La créatine est à la mode depuis le milieu des années 1990. En novembre 1997, l’équipe sud-africaine de rugby écrase le XV de France au Parc des Princes (52-10). Les Springboks sont plus rapides, plus puissants, plus résistants. L'Equipe découvre leur secret : la créatine.
Autre adepte : Jeannie Longo. La championne cycliste française assure en prendre à petite dose en remplacement de la viande. Elle en fait même la promotion sur son site internet. La tenniswoman française Mary Pierce confie qu'elle en consomme "avec modération" depuis 1998, raconte Le Point.
Au début des années 2000, le procès pour dopage de la Juventus de Turin révèle l'ampleur du phénomène. Didier Deschamps avoue, cité par Le Parisien : "C'était aux alentours de 1995-1996. (...) J'en prenais des doses de 4 ou 5 grammes par jour. Tout le monde en prenait. Comme pour les compléments alimentaires, cela venait du médecin." Zinédine Zidane, lui, reconnaît qu'il prenait "trois grammes de créatine deux ou trois jours par semaine durant la préparation, et, de temps en temps, durant le championnat, entre la première et la deuxième mi-temps", rapporte Libération.
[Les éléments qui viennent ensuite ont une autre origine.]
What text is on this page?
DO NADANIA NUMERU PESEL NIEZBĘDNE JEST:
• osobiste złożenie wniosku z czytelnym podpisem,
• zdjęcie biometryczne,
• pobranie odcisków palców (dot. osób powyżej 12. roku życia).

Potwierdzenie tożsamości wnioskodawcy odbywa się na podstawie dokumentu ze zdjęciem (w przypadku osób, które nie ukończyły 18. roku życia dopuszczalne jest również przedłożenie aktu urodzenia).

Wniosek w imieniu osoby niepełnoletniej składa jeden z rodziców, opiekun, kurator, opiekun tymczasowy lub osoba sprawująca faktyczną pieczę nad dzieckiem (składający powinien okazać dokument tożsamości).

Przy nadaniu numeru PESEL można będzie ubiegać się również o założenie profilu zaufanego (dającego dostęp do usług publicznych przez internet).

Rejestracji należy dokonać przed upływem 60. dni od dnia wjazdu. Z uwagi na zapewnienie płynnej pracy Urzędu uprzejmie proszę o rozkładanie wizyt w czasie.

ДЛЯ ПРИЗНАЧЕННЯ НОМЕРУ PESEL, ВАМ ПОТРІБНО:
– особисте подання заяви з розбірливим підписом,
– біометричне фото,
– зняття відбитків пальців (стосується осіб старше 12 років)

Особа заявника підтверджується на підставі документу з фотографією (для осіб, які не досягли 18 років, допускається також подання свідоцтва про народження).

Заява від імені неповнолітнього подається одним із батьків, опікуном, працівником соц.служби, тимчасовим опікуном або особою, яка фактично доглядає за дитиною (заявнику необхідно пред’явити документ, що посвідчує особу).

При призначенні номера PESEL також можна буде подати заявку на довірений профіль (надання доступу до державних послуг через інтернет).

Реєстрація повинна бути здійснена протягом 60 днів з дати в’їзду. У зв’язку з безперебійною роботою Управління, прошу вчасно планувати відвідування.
La créatine a même séduit le grand public. Chaque année, les Américains en consomment à eux seuls 4 millions de kilos, selon les National Institutes of Health, cités par Live Science (en anglais).
Pourquoi la créatine fait-elle polémique ?
"Je trouve le débat un peu faux-cul aujourd’hui", peste Fabien Gilot, coéquipier de Florent Manaudou au Cercle des nageurs de Marseille, cité par RMC Sport. "Personne n’ose dire qu’il en prend alors que ce n’est pas du tout du dopage." Ce n'est pourtant pas si simple.
"Depuis 30 ans maintenant, la créatine est effectivement associée à des compléments alimentaires trafiqués, souvent de contrefaçon, contenant surtout des stéroïdes anabolisants", tacle sur Europe 1 le spécialiste du dopage Gérard Dine.
Autre élément à charge : "On constate parfois une prise de muscles impressionnante chez des sportifs, note le médecin du sport Jean-Jacques Menuet sur Le Plus. Que disent-ils ? 'Je prends de la créatine'." Gérard Dine confirme : "La créatine est parfois la justification des gens douteux et des hypocrites à une prise de muscles. Car personne ne peut prendre 10 kilos de muscles en utilisant une préparation sportive et alimentaire uniquement à la créatine."